It Predicted when Our Projects Would End: How We Started Using Evidence-based Scheduling to Predict the Future

Posted on 2024-10-17

A few years ago I was working in a software engineering team. I came across Adrian Fittolani’s article, Agile Project Forecasting - The Monte Carlo Method. I ran it past the engineering team. It sounded too good to be true, but we decided to give it a try.

Our first project

We were near the end of a project. The engineering team was adamately unanimous. We’d be finished in 2 weeks, 3 weeks tops. We gathered historical data from previous work and ran monte carlo simulations to forecast when the project would end. 95% of the simluations said the project would end on May 3rd, 8 weeks. The team was incredulous. No way would it take that long.

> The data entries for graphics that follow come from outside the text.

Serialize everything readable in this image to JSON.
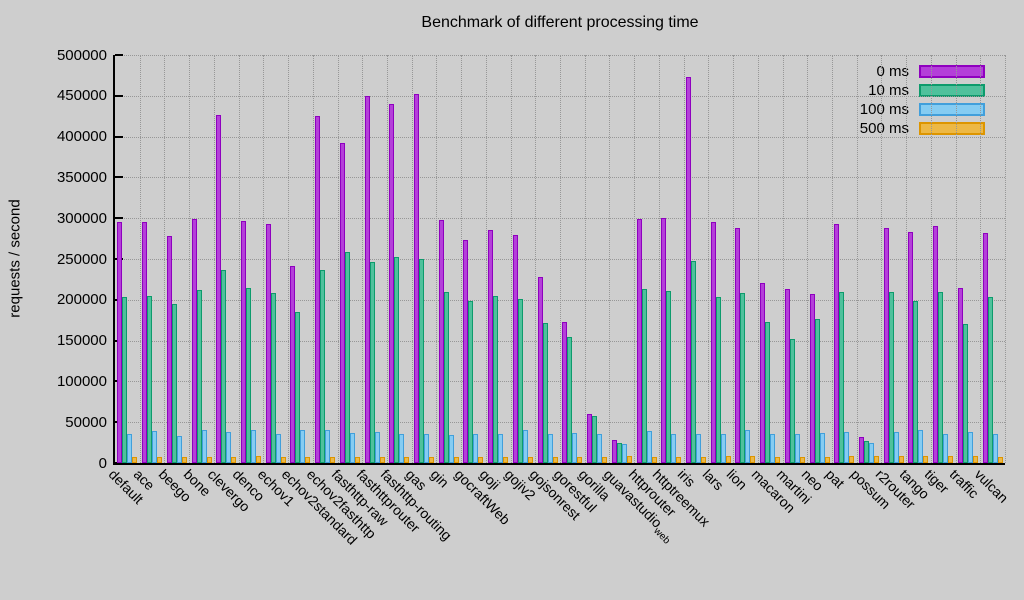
{
  "page": {
    "title": "Benchmark of different processing time"
  },
  "chart_data": {
    "type": "bar",
    "title": "Benchmark of different processing time",
    "xlabel": "",
    "ylabel": "requests / second",
    "ylim": [
      0,
      500000
    ],
    "ytick_step": 50000,
    "ytick_labels": [
      "0",
      "50000",
      "100000",
      "150000",
      "200000",
      "250000",
      "300000",
      "350000",
      "400000",
      "450000",
      "500000"
    ],
    "grid": true,
    "legend_position": "top-right-inside",
    "colors": {
      "background": "#CECECE",
      "grid": "#979797",
      "axis": "#000000",
      "text": "#000000"
    },
    "categories": [
      {
        "label": "default",
        "sub": ""
      },
      {
        "label": "ace",
        "sub": ""
      },
      {
        "label": "beego",
        "sub": ""
      },
      {
        "label": "bone",
        "sub": ""
      },
      {
        "label": "clevergo",
        "sub": ""
      },
      {
        "label": "denco",
        "sub": ""
      },
      {
        "label": "echov1",
        "sub": ""
      },
      {
        "label": "echov2standard",
        "sub": ""
      },
      {
        "label": "echov2fasthttp",
        "sub": ""
      },
      {
        "label": "fasthttp-raw",
        "sub": ""
      },
      {
        "label": "fasthttprouter",
        "sub": ""
      },
      {
        "label": "fasthttp-routing",
        "sub": ""
      },
      {
        "label": "gas",
        "sub": ""
      },
      {
        "label": "gin",
        "sub": ""
      },
      {
        "label": "gocraftWeb",
        "sub": ""
      },
      {
        "label": "goji",
        "sub": ""
      },
      {
        "label": "gojiv2",
        "sub": ""
      },
      {
        "label": "gojsonrest",
        "sub": ""
      },
      {
        "label": "gorestful",
        "sub": ""
      },
      {
        "label": "gorilla",
        "sub": ""
      },
      {
        "label": "guavastudio",
        "sub": "web"
      },
      {
        "label": "httprouter",
        "sub": ""
      },
      {
        "label": "httptreemux",
        "sub": ""
      },
      {
        "label": "iris",
        "sub": ""
      },
      {
        "label": "lars",
        "sub": ""
      },
      {
        "label": "lion",
        "sub": ""
      },
      {
        "label": "macaron",
        "sub": ""
      },
      {
        "label": "martini",
        "sub": ""
      },
      {
        "label": "neo",
        "sub": ""
      },
      {
        "label": "pat",
        "sub": ""
      },
      {
        "label": "possum",
        "sub": ""
      },
      {
        "label": "r2router",
        "sub": ""
      },
      {
        "label": "tango",
        "sub": ""
      },
      {
        "label": "tiger",
        "sub": ""
      },
      {
        "label": "traffic",
        "sub": ""
      },
      {
        "label": "vulcan",
        "sub": ""
      }
    ],
    "series": [
      {
        "name": "0 ms",
        "fill": "#B43FD9",
        "border": "#8F00BF",
        "values": [
          295000,
          295000,
          278000,
          299000,
          426000,
          297000,
          293000,
          242000,
          425000,
          392000,
          450000,
          440000,
          452000,
          298000,
          273000,
          286000,
          280000,
          228000,
          173000,
          60000,
          28000,
          299000,
          300000,
          473000,
          295000,
          288000,
          220000,
          213000,
          207000,
          293000,
          32000,
          288000,
          283000,
          290000,
          215000,
          282000
        ]
      },
      {
        "name": "10 ms",
        "fill": "#4FC19C",
        "border": "#0D9B6C",
        "values": [
          204000,
          205000,
          195000,
          212000,
          236000,
          214000,
          208000,
          185000,
          236000,
          258000,
          246000,
          252000,
          250000,
          210000,
          198000,
          205000,
          201000,
          172000,
          154000,
          58000,
          25000,
          213000,
          211000,
          247000,
          204000,
          208000,
          173000,
          152000,
          176000,
          209000,
          27000,
          209000,
          199000,
          209000,
          170000,
          204000
        ]
      },
      {
        "name": "100 ms",
        "fill": "#85CCF2",
        "border": "#419FDB",
        "values": [
          35000,
          39000,
          33000,
          40000,
          38000,
          41000,
          35000,
          40000,
          40000,
          37000,
          38000,
          36000,
          36000,
          34000,
          36000,
          36000,
          41000,
          35000,
          37000,
          35000,
          23000,
          39000,
          36000,
          35000,
          36000,
          40000,
          35000,
          36000,
          37000,
          38000,
          25000,
          38000,
          40000,
          36000,
          38000,
          36000
        ]
      },
      {
        "name": "500 ms",
        "fill": "#EDB845",
        "border": "#DD9500",
        "values": [
          7000,
          7500,
          7000,
          7500,
          7000,
          8000,
          7000,
          7500,
          7500,
          7500,
          7500,
          7500,
          7500,
          7000,
          7000,
          7000,
          7500,
          7000,
          7000,
          7000,
          8000,
          7500,
          7000,
          7000,
          8000,
          8000,
          7000,
          7000,
          7000,
          8000,
          8000,
          8000,
          8000,
          8000,
          8000,
          7000
        ]
      }
    ]
  }
}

The actual result. We finished the project on May 1, slightly under 8 weeks.

Our second project

We then applied it to a new project. After mapping out the project, we had the team estimate how long it would take and then we ran the simulations. The team was confident they could complete it in 6 weeks. The monte carlo simulation forecasted that it would take 12 weeks. They said impossible. There’s not that much work. The determined that they needed to beat the simulation’s forecast.

The actual result. The project took 12 weeks.

It worked!

We were surprised and intrigued. What if we could accurately predict our project end dates without having to do those long estimation exercises that everyone hated?

Monte was born

Monte started as the tool I created to run those early simulations. Monte makes it easy to input the historical data and run the simulations. It simulates the project 1,000,000 times in a couple of seconds and then reports the results in an easy to read chart. And bottom-line: it works.